Capitalism owes its existence to Adam Smith. Although it is held that the ideology came from Europe, Adam Smith is acknowledged as the father of modern capitalism (Commons, 2017). Adam believed that labor was the most important factor for gaining wealth. In his text, the Wealth of Nations, he posits that labor specialization and division of labor aided people to perfect their skills and products, which they could sell. Capitalism, considered virtuous by Smith, represented human nature, which was the selfish desire to trade one thing for another. Smith reasoned that capitalism was key to national prosperity.
Forthwith, capitalism has distinct characteristics. Notably, there is private ownership of property. Capitalism advocates for individual ownership of factors of production like land, capital, and labor (Roskin et al., 2014). Additionally, it thrives in a free market economy. In this regard, the higher the demand for products, the higher the supply. Competition is a trait of capitalism. People, nations, and organizations compete for resources and market domination. There is also minimal government involvement. The government only exists to create a level playing field for all participants by implementing laws and taxes.
Capitalism empowers people. The system results in balanced power between the government, consumers, and organizations (Roskin et al., 2014). The government creates laws that empower employees and protect them from exploitation by their employers. Further, the capitalist system is credited with empowering women. Women can engage in free enterprise in fields which were previously dominated by men. Through mechanization, activities like heavy lifting work in industries have been simplified for both genders to manage. Minimal government intervention in businesses gives people the freedom to engage in economic and political activities as long as they are within the requirements of the law.

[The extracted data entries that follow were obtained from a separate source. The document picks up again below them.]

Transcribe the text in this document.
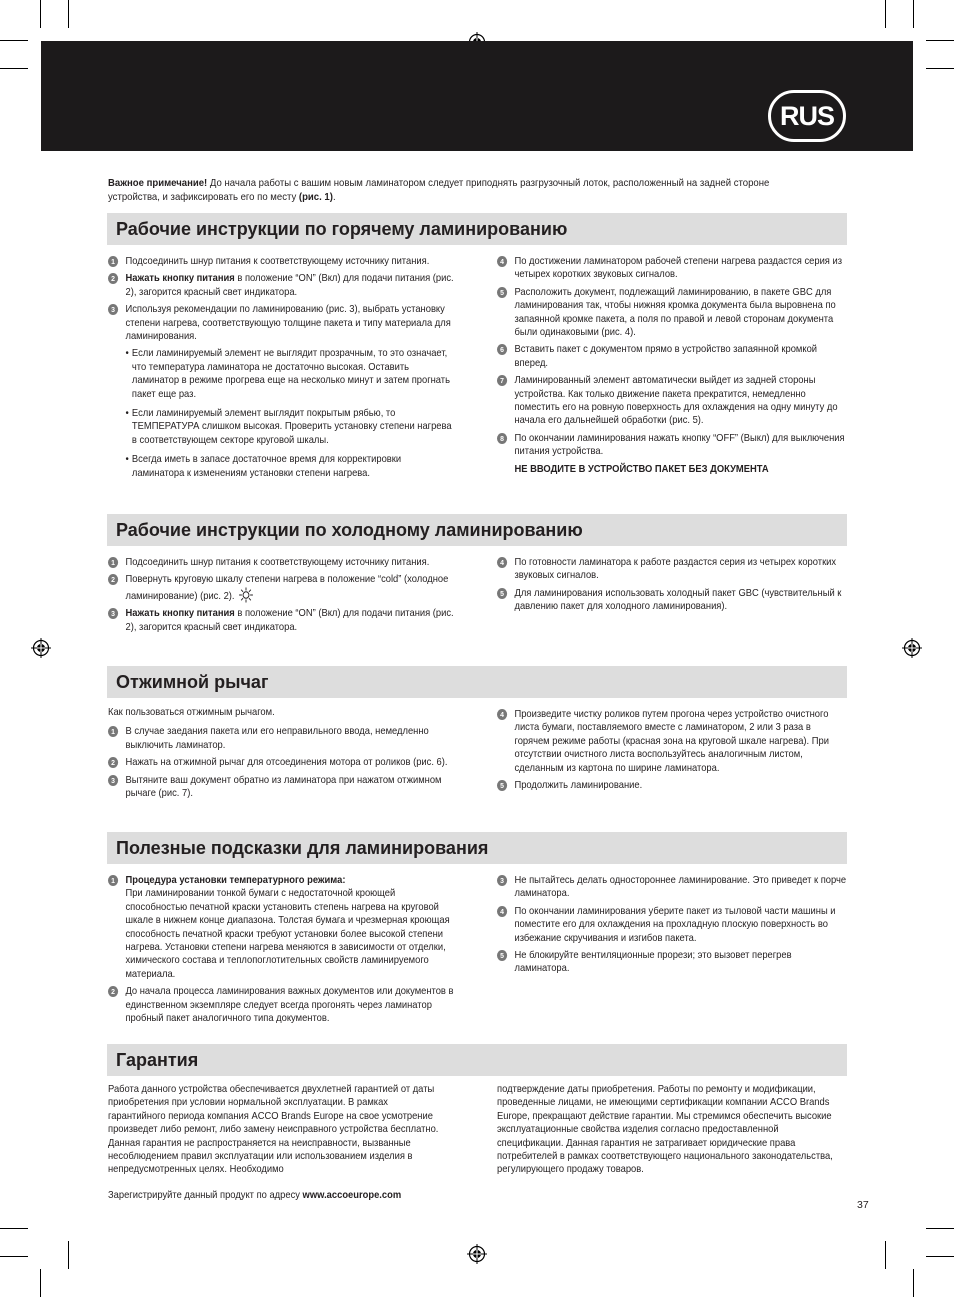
RUS
Важное примечание! До начала работы с вашим новым ламинатором следует приподнять разгрузочный лоток, расположенный на задней стороне устройства, и зафиксировать его по месту (рис. 1).
Рабочие инструкции по горячему ламинированию
1	Подсоединить шнур питания к соответствующему источнику питания.
2	Нажать кнопку питания в положение “ON” (Вкл) для подачи питания (рис. 2), загорится красный свет индикатора.
3	Используя рекомендации по ламинированию (рис. 3), выбрать установку степени нагрева, соответствующую толщине пакета и типу материала для ламинирования.
• Если ламинируемый элемент не выглядит прозрачным, то это означает, что температура ламинатора не достаточно высокая. Оставить ламинатор в режиме прогрева еще на несколько минут и затем прогнать пакет еще раз.
• Если ламинируемый элемент выглядит покрытым рябью, то ТЕМПЕРАТУРА слишком высокая. Проверить установку степени нагрева в соответствующем секторе круговой шкалы.
• Всегда иметь в запасе достаточное время для корректировки ламинатора к изменениям установки степени нагрева.
4	По достижении ламинатором рабочей степени нагрева раздастся серия из четырех коротких звуковых сигналов.
5	Расположить документ, подлежащий ламинированию, в пакете GBC для ламинирования так, чтобы нижняя кромка документа была выровнена по запаянной кромке пакета, а поля по правой и левой сторонам документа были одинаковыми (рис. 4).
6	Вставить пакет с документом прямо в устройство запаянной кромкой вперед.
7	Ламинированный элемент автоматически выйдет из задней стороны устройства. Как только движение пакета прекратится, немедленно поместить его на ровную поверхность для охлаждения на одну минуту до начала его дальнейшей обработки (рис. 5).
8	По окончании ламинирования нажать кнопку “OFF” (Выкл) для выключения питания устройства.
НЕ ВВОДИТЕ В УСТРОЙСТВО ПАКЕТ БЕЗ ДОКУМЕНТА
Рабочие инструкции по холодному ламинированию
1	Подсоединить шнур питания к соответствующему источнику питания.
2	Повернуть круговую шкалу степени нагрева в положение “cold” (холодное ламинирование) (рис. 2).
3	Нажать кнопку питания в положение “ON” (Вкл) для подачи питания (рис. 2), загорится красный свет индикатора.
4	По готовности ламинатора к работе раздастся серия из четырех коротких звуковых сигналов.
5	Для ламинирования использовать холодный пакет GBC (чувствительный к давлению пакет для холодного ламинирования).
Отжимной рычаг
Как пользоваться отжимным рычагом.
1	В случае заедания пакета или его неправильного ввода, немедленно выключить ламинатор.
2	Нажать на отжимной рычаг для отсоединения мотора от роликов (рис. 6).
3	Вытяните ваш документ обратно из ламинатора при нажатом отжимном рычаге (рис. 7).
4	Произведите чистку роликов путем прогона через устройство очистного листа бумаги, поставляемого вместе с ламинатором, 2 или 3 раза в горячем режиме работы (красная зона на круговой шкале нагрева). При отсутствии очистного листа воспользуйтесь аналогичным листом, сделанным из картона по ширине ламинатора.
5	Продолжить ламинирование.
Полезные подсказки для ламинирования
1	Процедура установки температурного режима:
При ламинировании тонкой бумаги с недостаточной кроющей способностью печатной краски установить степень нагрева на круговой шкале в нижнем конце диапазона. Толстая бумага и чрезмерная кроющая способность печатной краски требуют установки более высокой степени нагрева. Установки степени нагрева меняются в зависимости от отделки, химического состава и теплопоглотительных свойств ламинируемого материала.
2	До начала процесса ламинирования важных документов или документов в единственном экземпляре следует всегда прогонять через ламинатор пробный пакет аналогичного типа документов.
3	Не пытайтесь делать одностороннее ламинирование. Это приведет к порче ламинатора.
4	По окончании ламинирования уберите пакет из тыловой части машины и поместите его для охлаждения на прохладную плоскую поверхность во избежание скручивания и изгибов пакета.
5	Не блокируйте вентиляционные прорези; это вызовет перегрев ламинатора.
Гарантия
Работа данного устройства обеспечивается двухлетней гарантией от даты приобретения при условии нормальной эксплуатации. В рамках гарантийного периода компания ACCO Brands Europe на свое усмотрение произведет либо ремонт, либо замену неисправного устройства бесплатно. Данная гарантия не распространяется на неисправности, вызванные несоблюдением правил эксплуатации или использованием изделия в непредусмотренных целях. Необходимо
подтверждение даты приобретения. Работы по ремонту и модификации, проведенные лицами, не имеющими сертификации компании ACCO Brands Europe, прекращают действие гарантии. Мы стремимся обеспечить высокие эксплуатационные свойства изделия согласно предоставленной спецификации. Данная гарантия не затрагивает юридические права потребителей в рамках соответствующего национального законодательства, регулирующего продажу товаров.
Зарегистрируйте данный продукт по адресу www.accoeurope.com
37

Order has been attained through capitalism. The law regulates the freedom and conduct of people. People are free to pursue their interests and engage in social, economic, and political ventures as permitted by law (Commons, 2017). Additionally, capitalism separates the state from economics and religion. The state does not control every aspect of the economy nor the religious beliefs of people. Moreover, private ownership of property ensures that people utilize what is theirs, reducing any potential conflicts. The free market is also regulated by ethical and religious beliefs, which promote good conduct.
Capitalism fosters justice in the community. Capitalism is founded on the principles of individual rights (Commons, 2017). Laissez Faire, a concept in capitalism upholds people’s liberty to lead their lives as they deem best. People have explicit rights and freedoms to which they are entitled by virtue of being human. Forthwith, the system supports voluntary labor. People have the freedom to decide where to work. The rule of law also punishes those who wrong others. Contravening what is considered acceptable behavior leads to legal actions against the accused. The government’s role is to protect the citizens, which it does without violating their privacy.
Capitalism safeguards order, power, and justice in society. The system empowers people by giving and protecting their rights. People also pursue activities that please them so long as they abide by the law. Order is maintained by the rule of law and separation of the state from commercial and religious activities. Concerning justice, capitalism promotes freedom and punishes those who violate laws.
Commons, J. R. (2017). Legal foundations of capitalism. Routledge.
Roskin, M. G., Cord, R. L., Medeiros, J. A., & Jones, W. S. (2014). Political science: An introduction. Pearson.